We knew it was coming. Yet for some crazy reason I had it in my head that I would be 40 before having to face the decision. Reading back over previous posts, I have alluded to the Big H previously. Based on family history and with my own history it is no big surprise that this major operation WILL be on the cards. It's pretty much a given. Even the specialist agreed with me during one of my appointments for this previous operation.
However to actually have it mentioned to you (not me mentioning it, the Doctor bought it up) and then saying that it would probably be the best option for me. Well it smacked. A great big red welt, stunning my heart into spasms once more.
I'm not averse to the operation itself. I'm averse to having to consider it at my age.
I am really perturbed that this option is thrown when I'm only 34 (okay well I've turned 35 since writing this post, it's been languishing in the drafts folder for some months)
This solution has been running around the peripherals of my mind since my last appointment. A range of emotions stifled as I (still, 3 months later) push it to the back of my mind. For me, right now it's the best I can do. I can't face making that decision now nor can I even consider it as an option at this stage of my life. It feels like just yesterday I was desperately wanting to add another baby to our life. It's taken me the better part of 12 months (and a tonne of therapy) to come to grips with that decision and at times I still waver and let my mind wonder 'what if'
I know in my heart of hearts this was just another option from the Doctor - a GP at best. It will be my only option in the future. But It's not a TODAY option. Heck it probably isn't even a THIS YEAR option. It's just an option. One that was thrown about but mentioned twice, leaving me feeling as though maybe I'm just whinging too much and this is the Doctors way of a quick fix to get me out of their rooms quicker?
My head tells me I'm being stupid. Why would they throw about an option like that?
It's all very confusing as to what they are saying and what they aren't saying.
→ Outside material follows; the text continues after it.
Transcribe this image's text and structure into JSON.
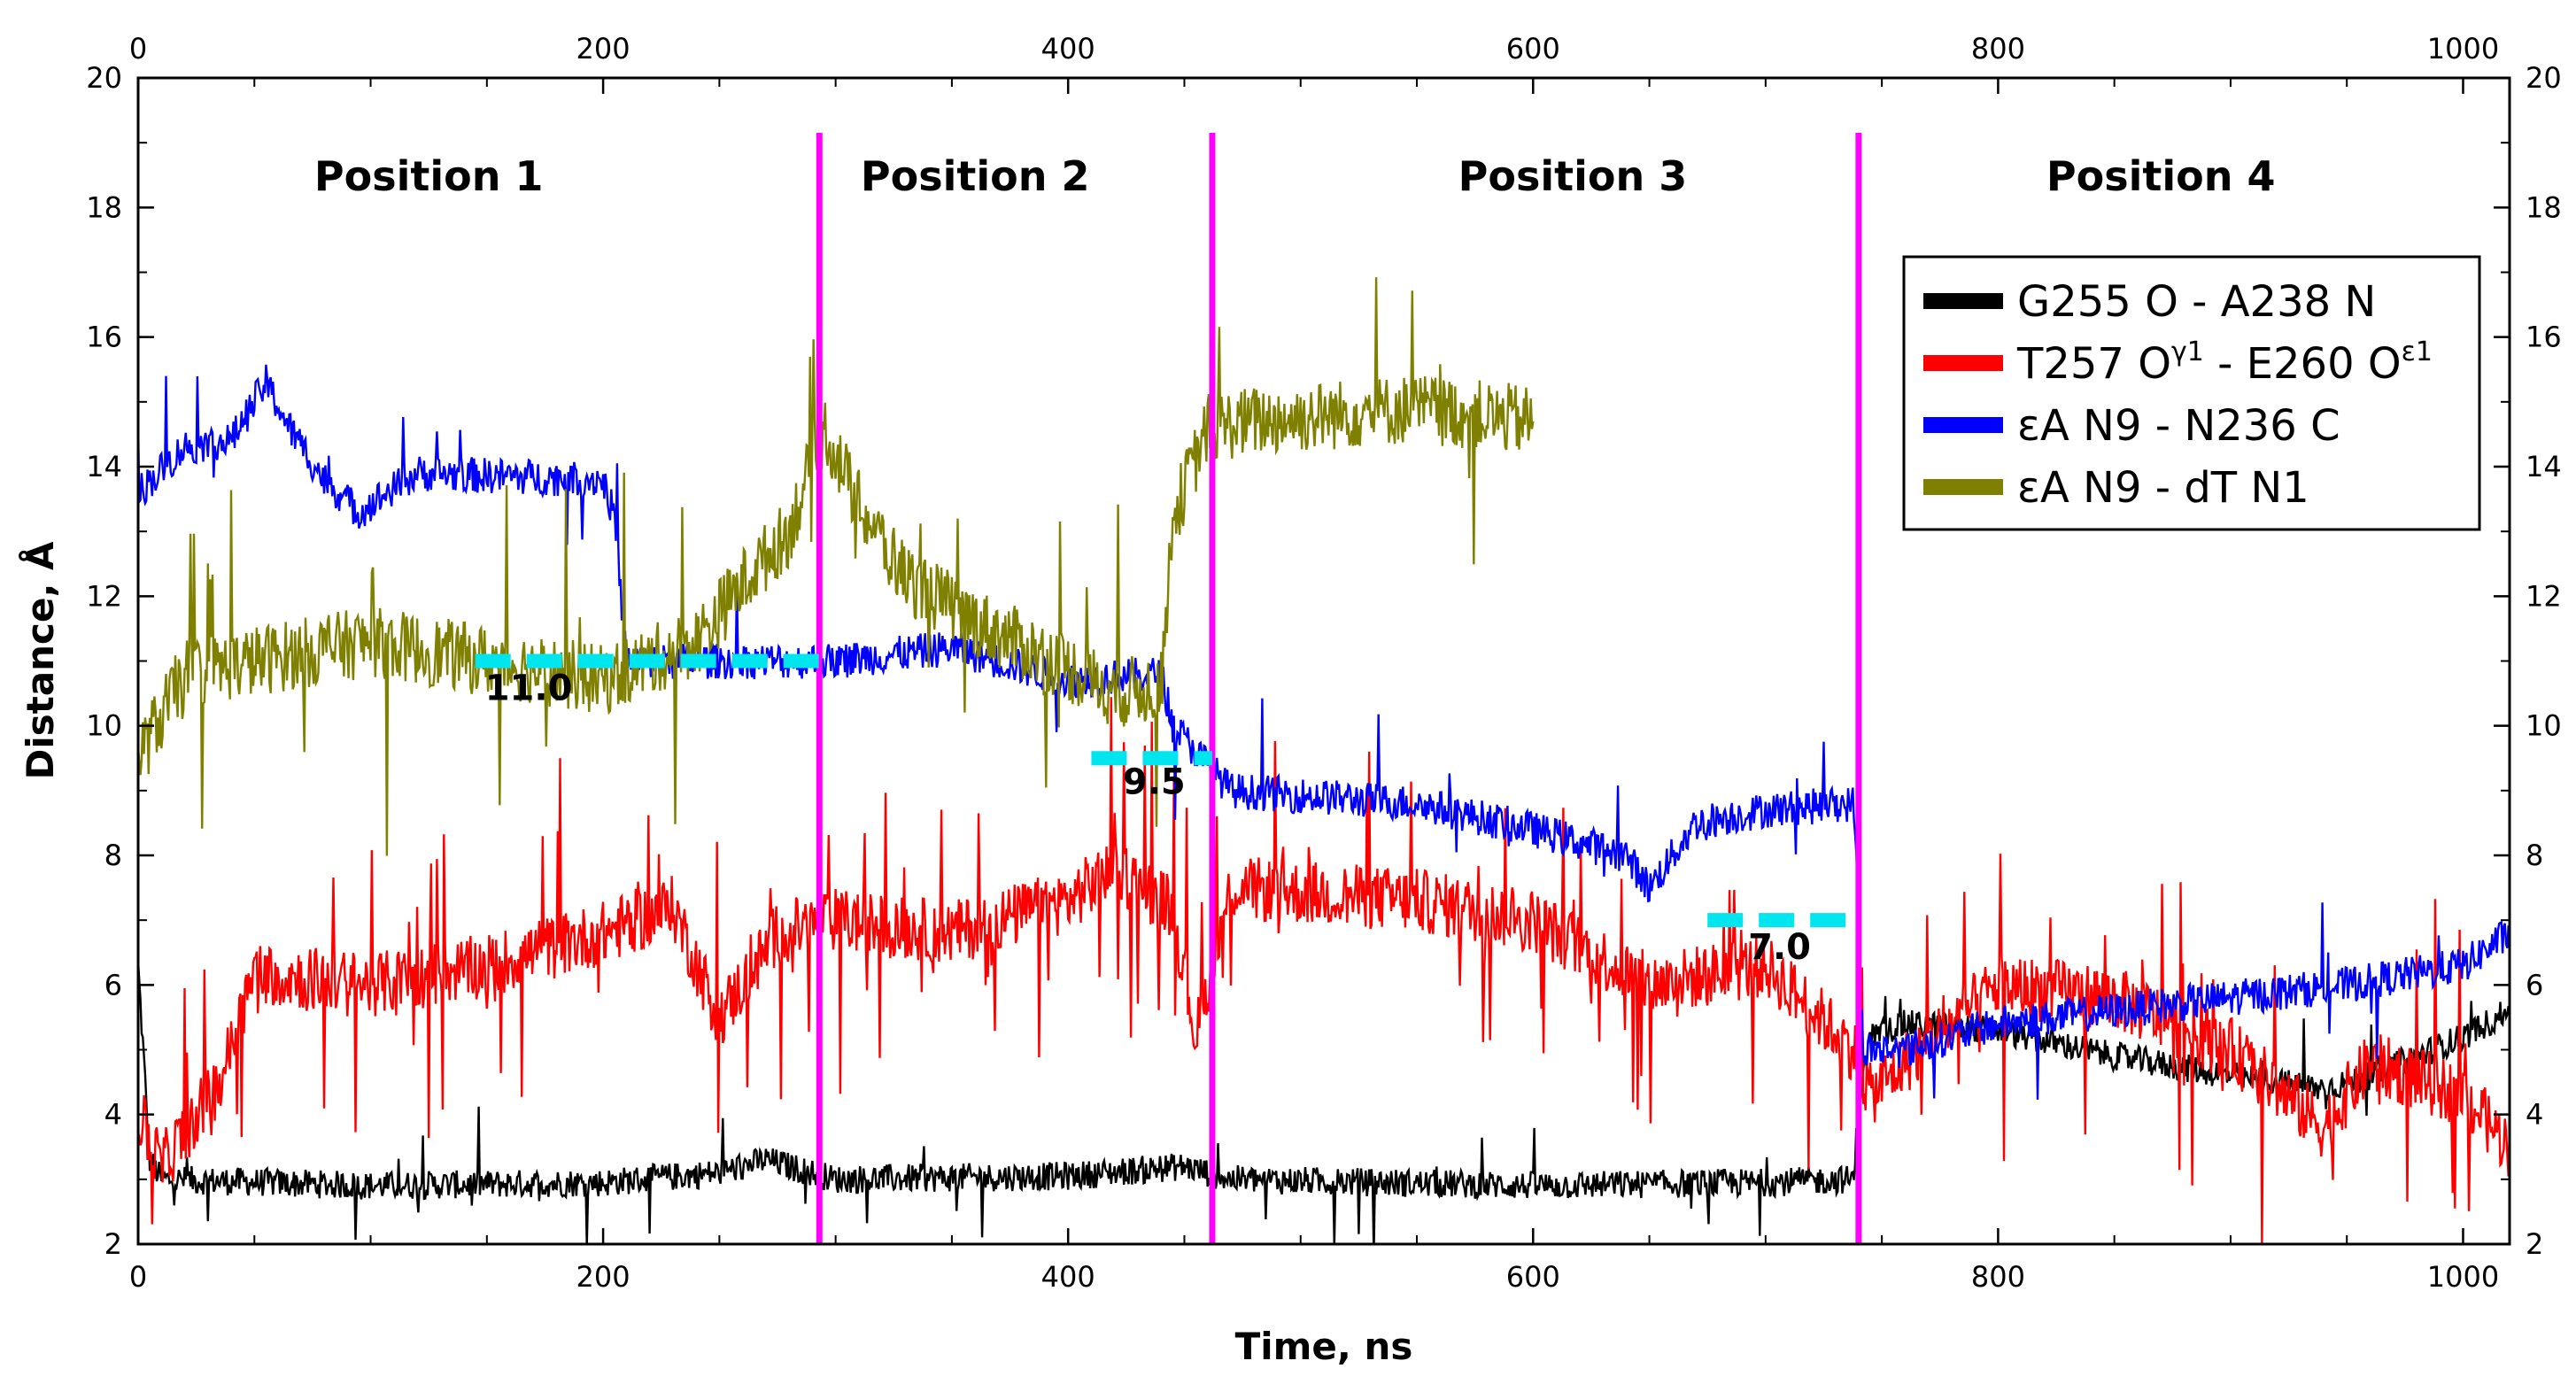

For now I've decided to manage my pain with the help of my acupuncturist. I am not currently taking any extra hormones (nor am I willing to into the future) I am feeling so good at the moment, it's taken me 6 months to get 5 months of the pill out of my system. Yes the endometriosis is horrid at times, but the alternative wasn't much better for me. At this stage even though my GP suggested it, I won't be returning to the Specialist. My referral is for 12 months (from February) I am almost positive that when I do finally return to the specialist I will be in all sorts of trouble for defying their suggestions, but at the end of the day - this is MY body. MY life. MY decision.